Addressing the media after a meeting with the GWU regarding the privatisation of Malta Shipyards, Mr Fenech said there were still points of divergence between the government and the union.
This was confirmed by GWU secretary general Tony Zarb, who said, when contacted by this newspaper, that the government’s proposal regarding the schemes was something completely new to them and they asked for some time to give their reaction to the schemes.
Mr Fenech said: “We have not come to a conclusion as yet, but the union should be giving us its counter-proposals regarding the technicalities of the early retirement schemes by Friday. I hope the process will not be drawn out unnecessarily. The government will be issuing an international call for expression of interest to privatise Malta Shipyards on 11 August.”
Mr Zarb said the union would “probably” give its reaction to the government’s proposals by Friday.
As for the international call for expression of interest to privatise Malta Shipyards, the GWU secretary general said they had not discussed this matter with Mr Fenech and stopped short of going into further detail regarding yesterday’s meeting.

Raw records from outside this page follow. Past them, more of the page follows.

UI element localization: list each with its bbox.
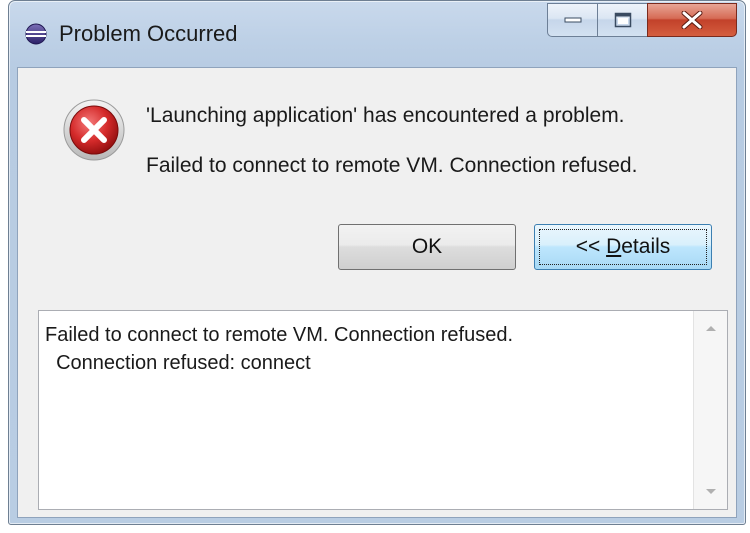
details-line-1: Failed to connect to remote VM. Connecti…	[45, 324, 514, 346]
details-line-2: Connection refused: connect	[45, 352, 311, 374]
minimize-button[interactable]	[547, 3, 597, 37]
details-textarea[interactable]: Failed to connect to remote VM. Connecti…	[38, 310, 728, 510]
minimize-icon	[564, 17, 581, 23]
close-icon	[681, 11, 703, 29]
problem-message: 'Launching application' has encountered …	[146, 104, 625, 127]
ok-button[interactable]: OK	[338, 224, 516, 270]
maximize-icon	[614, 12, 631, 28]
error-reason: Failed to connect to remote VM. Connecti…	[146, 154, 638, 177]
details-button[interactable]: << Details	[534, 224, 712, 270]
scroll-up-button[interactable]	[694, 311, 727, 345]
window-title: Problem Occurred	[59, 21, 238, 46]
dialog-window: Problem Occurred 'Launching application'…	[8, 0, 746, 525]
title-bar[interactable]: Problem Occurred	[9, 1, 745, 67]
details-prefix: <<	[575, 235, 607, 258]
close-button[interactable]	[647, 3, 737, 37]
details-text: Failed to connect to remote VM. Connecti…	[45, 321, 513, 377]
ok-button-label: OK	[411, 235, 443, 258]
error-icon	[62, 98, 126, 162]
caption-buttons	[547, 3, 737, 39]
eclipse-icon	[25, 23, 47, 45]
dialog-body: 'Launching application' has encountered …	[17, 67, 737, 518]
maximize-button[interactable]	[597, 3, 647, 37]
details-rest: etails	[621, 235, 671, 258]
scroll-down-button[interactable]	[694, 475, 727, 509]
vertical-scrollbar[interactable]	[693, 311, 727, 509]
details-mnemonic: D	[606, 235, 622, 258]
chevron-down-icon	[705, 489, 716, 494]
chevron-up-icon	[705, 326, 716, 331]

The minister said that according to the experts’ analysis of Malta Shipyards’ situation, for it to be viable, the workforce would have to be reduced from 1,700 to between 450 and 700.

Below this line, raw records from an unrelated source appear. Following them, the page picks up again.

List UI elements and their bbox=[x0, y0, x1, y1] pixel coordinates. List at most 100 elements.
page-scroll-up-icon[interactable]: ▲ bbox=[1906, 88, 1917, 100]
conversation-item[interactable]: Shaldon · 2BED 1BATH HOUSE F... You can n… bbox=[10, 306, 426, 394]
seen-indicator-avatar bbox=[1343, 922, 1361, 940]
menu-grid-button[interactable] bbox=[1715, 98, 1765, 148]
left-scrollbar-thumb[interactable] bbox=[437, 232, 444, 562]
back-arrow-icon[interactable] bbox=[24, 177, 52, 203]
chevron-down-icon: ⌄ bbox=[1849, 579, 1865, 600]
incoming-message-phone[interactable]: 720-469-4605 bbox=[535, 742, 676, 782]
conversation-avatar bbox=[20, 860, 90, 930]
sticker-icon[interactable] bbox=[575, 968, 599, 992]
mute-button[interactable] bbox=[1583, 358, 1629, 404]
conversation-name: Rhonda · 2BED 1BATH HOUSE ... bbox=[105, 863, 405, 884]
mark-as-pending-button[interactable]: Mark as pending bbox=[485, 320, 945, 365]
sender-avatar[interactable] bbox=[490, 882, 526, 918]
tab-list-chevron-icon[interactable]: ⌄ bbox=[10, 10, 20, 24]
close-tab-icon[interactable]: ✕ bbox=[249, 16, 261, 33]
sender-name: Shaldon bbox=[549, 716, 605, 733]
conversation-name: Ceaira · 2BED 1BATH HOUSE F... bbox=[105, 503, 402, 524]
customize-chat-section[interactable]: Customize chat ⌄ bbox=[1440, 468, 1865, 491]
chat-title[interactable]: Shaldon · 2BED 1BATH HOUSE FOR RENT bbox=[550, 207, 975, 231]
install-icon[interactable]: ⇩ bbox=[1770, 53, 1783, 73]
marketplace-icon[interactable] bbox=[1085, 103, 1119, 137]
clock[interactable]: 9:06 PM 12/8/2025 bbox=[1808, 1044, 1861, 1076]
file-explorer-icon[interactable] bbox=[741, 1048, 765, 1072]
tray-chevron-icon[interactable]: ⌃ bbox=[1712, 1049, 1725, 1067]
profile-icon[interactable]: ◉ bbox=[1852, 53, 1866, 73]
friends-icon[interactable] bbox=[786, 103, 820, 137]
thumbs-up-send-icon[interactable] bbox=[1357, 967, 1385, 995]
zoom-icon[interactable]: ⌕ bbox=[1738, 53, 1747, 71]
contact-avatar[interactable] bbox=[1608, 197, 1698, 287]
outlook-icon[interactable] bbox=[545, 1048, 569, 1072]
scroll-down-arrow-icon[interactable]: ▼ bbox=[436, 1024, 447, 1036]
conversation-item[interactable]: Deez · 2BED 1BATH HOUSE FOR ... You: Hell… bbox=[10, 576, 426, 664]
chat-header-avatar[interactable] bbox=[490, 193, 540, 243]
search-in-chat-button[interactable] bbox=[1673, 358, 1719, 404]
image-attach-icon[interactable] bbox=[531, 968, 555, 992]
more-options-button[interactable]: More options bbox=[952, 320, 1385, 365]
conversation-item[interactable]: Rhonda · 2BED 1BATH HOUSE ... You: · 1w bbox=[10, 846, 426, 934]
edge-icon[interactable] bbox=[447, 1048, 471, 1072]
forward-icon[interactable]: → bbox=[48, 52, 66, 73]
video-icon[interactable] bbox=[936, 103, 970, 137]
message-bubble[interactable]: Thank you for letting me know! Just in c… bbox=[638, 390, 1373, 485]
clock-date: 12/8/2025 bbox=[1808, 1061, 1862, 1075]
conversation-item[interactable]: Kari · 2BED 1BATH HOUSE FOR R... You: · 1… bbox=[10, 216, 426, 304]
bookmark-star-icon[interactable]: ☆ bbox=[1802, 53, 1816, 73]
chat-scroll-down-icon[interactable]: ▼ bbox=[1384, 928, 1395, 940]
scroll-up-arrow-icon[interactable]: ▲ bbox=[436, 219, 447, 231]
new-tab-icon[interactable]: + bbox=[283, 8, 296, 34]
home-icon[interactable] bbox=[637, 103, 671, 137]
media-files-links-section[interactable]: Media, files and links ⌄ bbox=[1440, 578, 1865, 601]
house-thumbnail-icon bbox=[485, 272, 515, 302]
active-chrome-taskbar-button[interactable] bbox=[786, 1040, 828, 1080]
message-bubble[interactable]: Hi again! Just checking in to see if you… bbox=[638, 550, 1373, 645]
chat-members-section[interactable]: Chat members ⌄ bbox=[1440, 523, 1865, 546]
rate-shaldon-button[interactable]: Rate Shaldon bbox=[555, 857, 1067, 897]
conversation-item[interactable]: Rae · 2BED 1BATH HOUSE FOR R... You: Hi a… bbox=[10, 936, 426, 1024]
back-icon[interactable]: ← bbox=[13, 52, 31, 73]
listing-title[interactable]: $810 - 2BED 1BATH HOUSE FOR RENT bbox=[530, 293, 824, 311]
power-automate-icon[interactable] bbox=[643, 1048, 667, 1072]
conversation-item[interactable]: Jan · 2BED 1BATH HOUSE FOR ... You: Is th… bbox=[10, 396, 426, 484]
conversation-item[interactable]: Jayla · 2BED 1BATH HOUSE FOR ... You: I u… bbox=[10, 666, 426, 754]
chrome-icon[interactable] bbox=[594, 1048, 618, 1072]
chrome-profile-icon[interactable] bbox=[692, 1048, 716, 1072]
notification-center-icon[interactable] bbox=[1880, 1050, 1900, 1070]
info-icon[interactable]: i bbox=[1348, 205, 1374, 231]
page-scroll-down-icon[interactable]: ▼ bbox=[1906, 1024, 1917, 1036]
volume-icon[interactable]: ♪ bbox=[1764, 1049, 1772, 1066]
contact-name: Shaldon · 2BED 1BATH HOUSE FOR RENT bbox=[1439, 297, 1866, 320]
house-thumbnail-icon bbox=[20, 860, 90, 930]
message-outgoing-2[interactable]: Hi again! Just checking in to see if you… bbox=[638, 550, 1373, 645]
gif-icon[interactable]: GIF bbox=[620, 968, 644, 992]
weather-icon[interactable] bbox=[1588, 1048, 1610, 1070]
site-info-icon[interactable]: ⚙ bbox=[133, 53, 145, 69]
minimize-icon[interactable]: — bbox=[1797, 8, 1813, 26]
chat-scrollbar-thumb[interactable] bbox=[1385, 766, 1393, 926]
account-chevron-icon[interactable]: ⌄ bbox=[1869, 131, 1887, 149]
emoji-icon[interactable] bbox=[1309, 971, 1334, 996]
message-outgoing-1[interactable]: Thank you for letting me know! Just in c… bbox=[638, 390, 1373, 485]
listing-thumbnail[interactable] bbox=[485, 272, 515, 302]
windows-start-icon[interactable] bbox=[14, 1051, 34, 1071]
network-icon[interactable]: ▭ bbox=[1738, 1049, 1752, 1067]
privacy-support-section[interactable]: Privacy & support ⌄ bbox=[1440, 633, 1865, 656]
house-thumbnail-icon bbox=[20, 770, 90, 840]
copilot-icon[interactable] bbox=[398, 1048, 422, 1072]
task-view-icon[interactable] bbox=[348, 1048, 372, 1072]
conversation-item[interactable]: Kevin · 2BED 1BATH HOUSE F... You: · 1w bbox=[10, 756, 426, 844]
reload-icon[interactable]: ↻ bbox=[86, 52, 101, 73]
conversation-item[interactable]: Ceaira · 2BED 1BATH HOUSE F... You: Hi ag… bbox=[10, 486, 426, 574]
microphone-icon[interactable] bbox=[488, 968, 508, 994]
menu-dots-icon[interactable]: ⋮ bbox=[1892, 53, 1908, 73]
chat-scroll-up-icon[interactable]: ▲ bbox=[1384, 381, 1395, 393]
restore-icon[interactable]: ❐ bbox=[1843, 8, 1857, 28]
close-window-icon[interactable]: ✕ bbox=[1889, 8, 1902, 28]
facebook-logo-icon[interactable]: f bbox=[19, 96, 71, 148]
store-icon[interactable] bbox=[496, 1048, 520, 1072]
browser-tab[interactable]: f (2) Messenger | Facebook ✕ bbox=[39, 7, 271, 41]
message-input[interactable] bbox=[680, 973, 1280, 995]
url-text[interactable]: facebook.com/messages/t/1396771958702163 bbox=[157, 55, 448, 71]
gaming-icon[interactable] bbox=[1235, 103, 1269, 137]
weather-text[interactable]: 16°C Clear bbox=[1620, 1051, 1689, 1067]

“We are looking at workers’ rights, particularly by taking into consideration the EU directive regarding transfer of business. The privatisation process could fail if the call for expression of interest is unsuccessful, or if we fail to reach an agreement regarding the number of workers applying for the early retirement schemes.”
Mr Fenech said that the schemes would be open to everyone and no limit whatsoever will be imposed.
Asked what happens if too many employees apply for the early retirement schemes, the minister said he did not want to speculate on this matter. However, he said that in such a situation, should the privatisation happen, the new company buying Malta Shipyards would then issue adverts to employ new people.
While he failed to give details of the schemes, particularly since the discussions with the union are ongoing, Mr Fenech said the privatisation would be similar to that of Malta Freeport.
In the case of the Freeport, the land was transferred by means of a 30- or 40-year emphyteusis, he said, adding that Malta Shipyards will be sold on condition it will be used for ship repair purposes only. As he has done previously in Parliament, Mr Fenech categorically denied the land could be used for real estate purposes.
Asked if he was confident that the sale of the Shipyards would be high enough to fund the early retirement schemes, Mr Fenech said it was too early to see into the details of the negotiation process and the government would be seeking the advice of international companies in this regard.
“The Shipyards are simply overmanned right now. While the government is not in a position to give guarantees regarding employment opportunities for workers that will have to leave, the early retirement schemes do not preclude anyone from re-entering the workforce. We want to help employees in this transition,” he said.